Former Chinese premier Li Peng - known as the "Butcher of Beijing" for his role in the Tiananmen Square crackdown - has died at the age of 90, state media said Tuesday.
Li died of an unspecified illness in Beijing after he failed to respond to medical treatment late Monday, the official Xinhua news agency said. The ex-premier had previously battled bladder cancer.
Li gained notoriety worldwide as one of the key architects of the brutal breakup of mass pro-democracy demonstrations in the capital on June 4, 1989, and stayed at the top of the Communist regime for more than a decade, while remaining a hated symbol of the repression until his death.
After vast crowds of students, workers and others had been encamped for weeks in Tiananmen Square to demand change, Li proclaimed martial law on May 20, 1989.
Two weeks later, on the night of June 3-4, the military put a bloody end to the protests, killing hundreds of unarmed civilians - by some estimates more than 1,000.
Though the decision to send in the troops was a collective one, Li was widely held responsible for the bloody crackdown.
Its taint trailed him through to the end of his official political career in 2003, with his trips abroad generating widespread protests - such as in Paris in 1996, where more than 2,000 took to the streets to decry his welcome by president Jacques Chirac.
Nevertheless, he remained a member of the elite Politburo Standing Committee for 15 years and for most of the 1990s ranked number two behind then Chinese president Jiang Zemin.
He held the premiership for 11 years until 1998, and was chairman of China's Communist-controlled parliament until 2003.
Adopted son
Li spent his childhood in the shadow of Zhou Enlai, China's premier for nearly three decades and possibly the Communist Party's most skilled politician.
Born in 1928 in the south western province of Sichuan, Li was adopted at the age of three by Zhou after his Communist father became a "martyr of the Revolution", killed by the Kuomintang in 1931.
He joined the Communist Party at the age of 17 and was dispatched to Moscow in 1948 for seven years of hydropower engineering study.
After returning to China, his high-level family contacts allowed him to escape the political turmoil of the Cultural Revolution (1966-76), and to rise quickly through the energy ministry, before becoming premier himself in 1987.

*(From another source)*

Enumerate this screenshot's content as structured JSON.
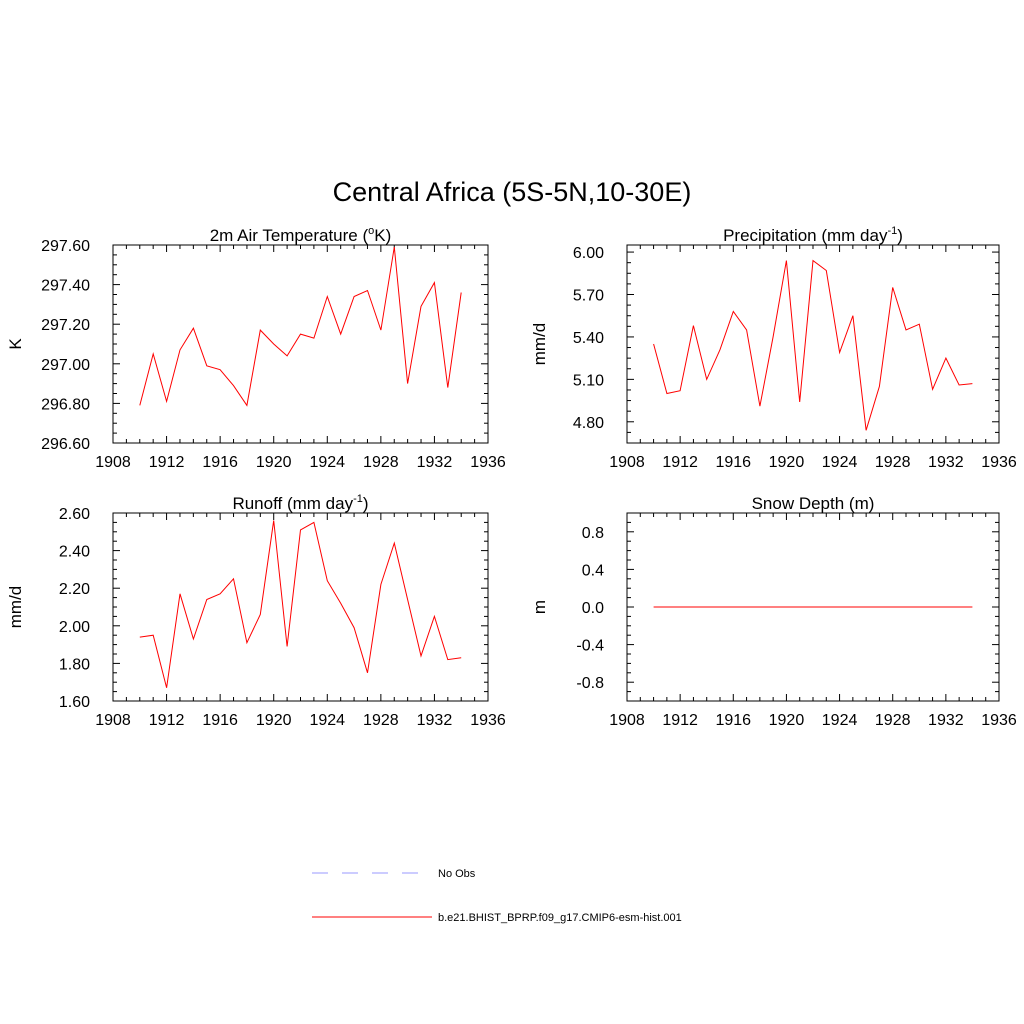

A conservative economic planner thought to retain faith in the old Soviet style of central planning, he was a key player in the Three Gorges Dam project on the Yangtze river – the world's largest in capacity.
When pro-democracy demonstrations in Tiananmen Square threatened the elite in 1989, he and other hardliners outmanoeuvred dovish officials, with Li afterwards frequently defending the decision to fire on the demonstrators as a "necessary" step.
"Without these measures China would have faced a situation worse than in the former Soviet Union or Eastern Europe," he said on a tour of Austria in 1994 as his international pariah status started to wear off.